Compensation and Terms — What to Know
The position is contractual, initially for a period of one year, which may be extended based on the judge's requirement and your performance. The monthly stipend is Rs. 75,000, which is quite respectable for a position at this career stage. However, it would be a fundamental misunderstanding to evaluate this role primarily through a financial lens. The real compensation is the experience itself. You are working inside the highest court in the land, interacting with some of the finest legal minds in the country, and building a knowledge base that will serve you for decades.
There are no government benefits attached to this role in the traditional sense — no pension, no housing allowance, no LTC. It is a contractual engagement, and you should approach it with that understanding. What you gain instead is immeasurable. The networks you build, the understanding of how constitutional adjudication actually works behind the closed doors of a judge's chamber, and the credential of having served as a Supreme Court Law Clerk — these are career assets that compound in value over your entire professional life.
What Happens After — The Law Clerk Advantage
This is where the true significance of the position reveals itself. Former Supreme Court Law Clerks have gone on to become some of the most successful lawyers in India. The credential opens doors to Supreme Court bar practice with a head start that others spend years trying to achieve. Senior advocates actively seek out former law clerks as junior associates because they know these individuals understand how the court thinks, what kind of arguments resonate with judges, and how to structure a brief that actually gets read. Some former clerks have joined leading law firms in senior positions, others have moved into academia at top law schools, and a few have entered public policy roles where their understanding of constitutional law is invaluable.

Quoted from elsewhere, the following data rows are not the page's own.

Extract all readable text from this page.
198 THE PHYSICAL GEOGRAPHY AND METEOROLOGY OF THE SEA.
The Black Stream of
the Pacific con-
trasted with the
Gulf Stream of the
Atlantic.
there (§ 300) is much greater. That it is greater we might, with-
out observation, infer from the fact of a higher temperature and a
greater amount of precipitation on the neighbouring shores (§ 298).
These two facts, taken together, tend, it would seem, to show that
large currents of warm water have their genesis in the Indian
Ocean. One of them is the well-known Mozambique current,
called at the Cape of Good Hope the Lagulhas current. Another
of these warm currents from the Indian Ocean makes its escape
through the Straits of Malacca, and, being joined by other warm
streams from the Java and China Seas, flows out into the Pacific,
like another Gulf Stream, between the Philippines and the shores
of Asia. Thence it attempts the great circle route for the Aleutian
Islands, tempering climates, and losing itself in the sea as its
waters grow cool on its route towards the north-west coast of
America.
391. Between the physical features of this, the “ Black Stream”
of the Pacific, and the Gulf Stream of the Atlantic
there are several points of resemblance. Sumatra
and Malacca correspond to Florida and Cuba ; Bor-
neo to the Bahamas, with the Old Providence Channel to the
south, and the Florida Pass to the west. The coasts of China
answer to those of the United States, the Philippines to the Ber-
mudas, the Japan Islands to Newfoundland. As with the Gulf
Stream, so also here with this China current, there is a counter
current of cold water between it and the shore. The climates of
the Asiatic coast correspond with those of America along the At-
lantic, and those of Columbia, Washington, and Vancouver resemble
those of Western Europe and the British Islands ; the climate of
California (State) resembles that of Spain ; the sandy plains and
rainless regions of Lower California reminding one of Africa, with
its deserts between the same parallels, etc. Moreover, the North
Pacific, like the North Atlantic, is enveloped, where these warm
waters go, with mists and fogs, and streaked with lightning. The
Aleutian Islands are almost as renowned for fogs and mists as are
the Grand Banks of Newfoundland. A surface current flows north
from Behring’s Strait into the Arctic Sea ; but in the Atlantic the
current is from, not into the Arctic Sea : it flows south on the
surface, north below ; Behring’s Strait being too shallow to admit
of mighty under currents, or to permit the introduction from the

The one-year clerkship functions as an accelerator for your legal career. You emerge from it with a depth of understanding that litigation experience alone cannot provide. You have read thousands of case files, worked on matters that will be cited as precedents for generations, and developed a working relationship with a Supreme Court judge whose recommendation carries weight that no reference letter from a law firm partner can match. If you are serious about a career at the top of the Indian legal profession, this clerkship is the most direct route available.

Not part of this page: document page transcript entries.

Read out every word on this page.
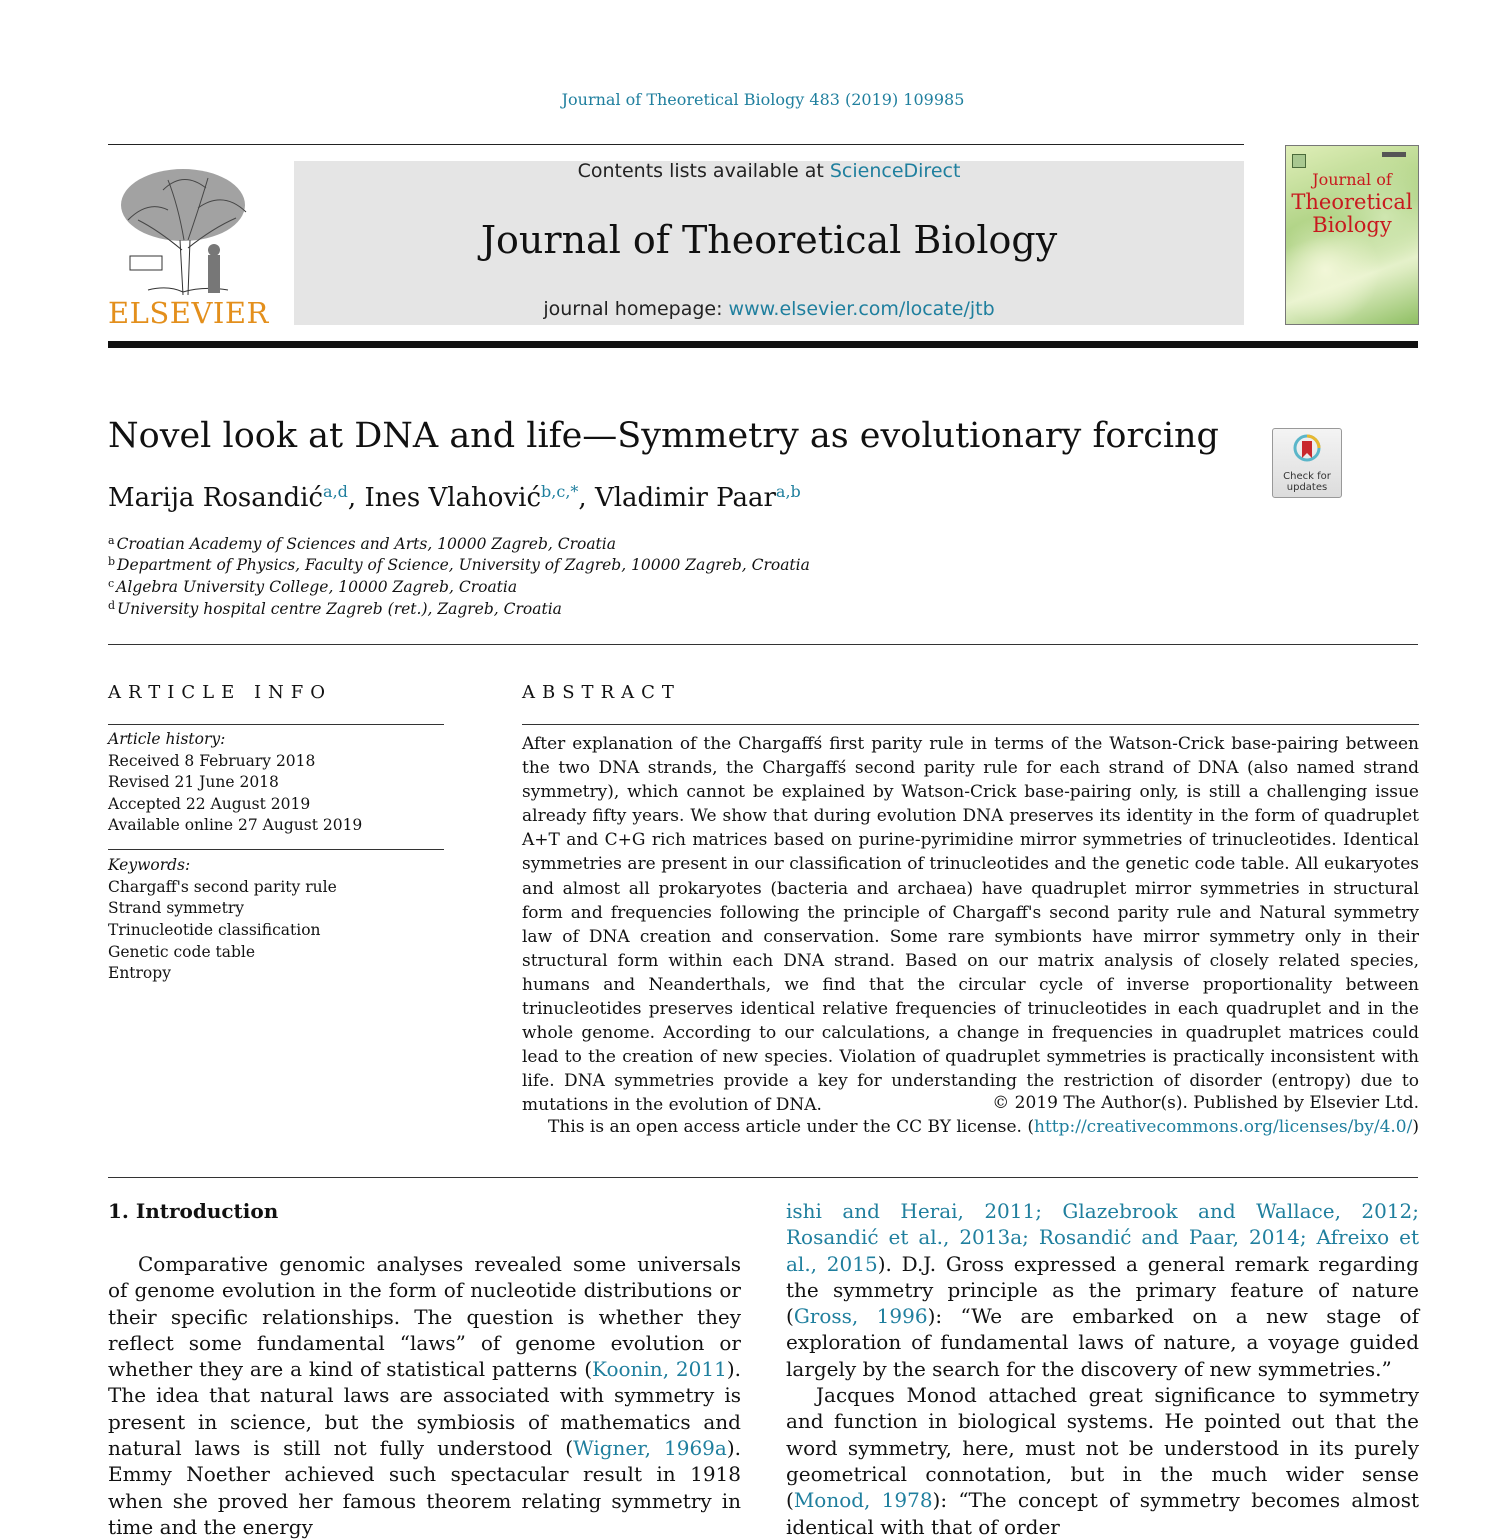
Journal of Theoretical Biology 483 (2019) 109985
ELSEVIER
Contents lists available at ScienceDirect
Journal of Theoretical Biology
journal homepage: www.elsevier.com/locate/jtb
Journal of
Theoretical
Biology
Novel look at DNA and life—Symmetry as evolutionary forcing
Check for updates
Marija Rosandić$^{a,d}$, Ines Vlahović$^{b,c,*}$, Vladimir Paar$^{a,b}$
$^a$ Croatian Academy of Sciences and Arts, 10000 Zagreb, Croatia
$^b$ Department of Physics, Faculty of Science, University of Zagreb, 10000 Zagreb, Croatia
$^c$ Algebra University College, 10000 Zagreb, Croatia
$^d$ University hospital centre Zagreb (ret.), Zagreb, Croatia
ARTICLE INFO
Article history:
Received 8 February 2018
Revised 21 June 2018
Accepted 22 August 2019
Available online 27 August 2019
Keywords:
Chargaff's second parity rule
Strand symmetry
Trinucleotide classification
Genetic code table
Entropy
ABSTRACT
After explanation of the Chargaffś first parity rule in terms of the Watson-Crick base-pairing between the two DNA strands, the Chargaffś second parity rule for each strand of DNA (also named strand symmetry), which cannot be explained by Watson-Crick base-pairing only, is still a challenging issue already fifty years. We show that during evolution DNA preserves its identity in the form of quadruplet A+T and C+G rich matrices based on purine-pyrimidine mirror symmetries of trinucleotides. Identical symmetries are present in our classification of trinucleotides and the genetic code table. All eukaryotes and almost all prokaryotes (bacteria and archaea) have quadruplet mirror symmetries in structural form and frequencies following the principle of Chargaff's second parity rule and Natural symmetry law of DNA creation and conservation. Some rare symbionts have mirror symmetry only in their structural form within each DNA strand. Based on our matrix analysis of closely related species, humans and Neanderthals, we find that the circular cycle of inverse proportionality between trinucleotides preserves identical relative frequencies of trinucleotides in each quadruplet and in the whole genome. According to our calculations, a change in frequencies in quadruplet matrices could lead to the creation of new species. Violation of quadruplet symmetries is practically inconsistent with life. DNA symmetries provide a key for understanding the restriction of disorder (entropy) due to mutations in the evolution of DNA.	© 2019 The Author(s). Published by Elsevier Ltd.
This is an open access article under the CC BY license. (http://creativecommons.org/licenses/by/4.0/)
1. Introduction

Comparative genomic analyses revealed some universals of genome evolution in the form of nucleotide distributions or their specific relationships. The question is whether they reflect some fundamental “laws” of genome evolution or whether they are a kind of statistical patterns (Koonin, 2011). The idea that natural laws are associated with symmetry is present in science, but the symbiosis of mathematics and natural laws is still not fully understood (Wigner, 1969a). Emmy Noether achieved such spectacular result in 1918 when she proved her famous theorem relating symmetry in time and the energy

ishi and Herai, 2011; Glazebrook and Wallace, 2012; Rosandić et al., 2013a; Rosandić and Paar, 2014; Afreixo et al., 2015). D.J. Gross expressed a general remark regarding the symmetry principle as the primary feature of nature (Gross, 1996): “We are embarked on a new stage of exploration of fundamental laws of nature, a voyage guided largely by the search for the discovery of new symmetries.”

Jacques Monod attached great significance to symmetry and function in biological systems. He pointed out that the word symmetry, here, must not be understood in its purely geometrical connotation, but in the much wider sense (Monod, 1978): “The concept of symmetry becomes almost identical with that of order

90 Posts — Apply with Full Seriousness
The Supreme Court typically receives applications from the strongest graduates across all law schools in the country, so the competition is formidable but not impossible. Ninety positions across the court's roster of judges means there are real vacancies to fill, and the court needs intelligent, motivated young lawyers who can hit the ground running. If you have the academic credentials, the research skills, and the willingness to work intensely for a year in what is arguably the most intellectually demanding legal environment in India, do not let this deadline pass. Read the official notification meticulously, prepare a strong application that highlights your academic achievements and legal writing ability, and apply. A year from now, you could be sitting in a chamber at Tilak Marg, helping shape the jurisprudence of the world's largest democracy.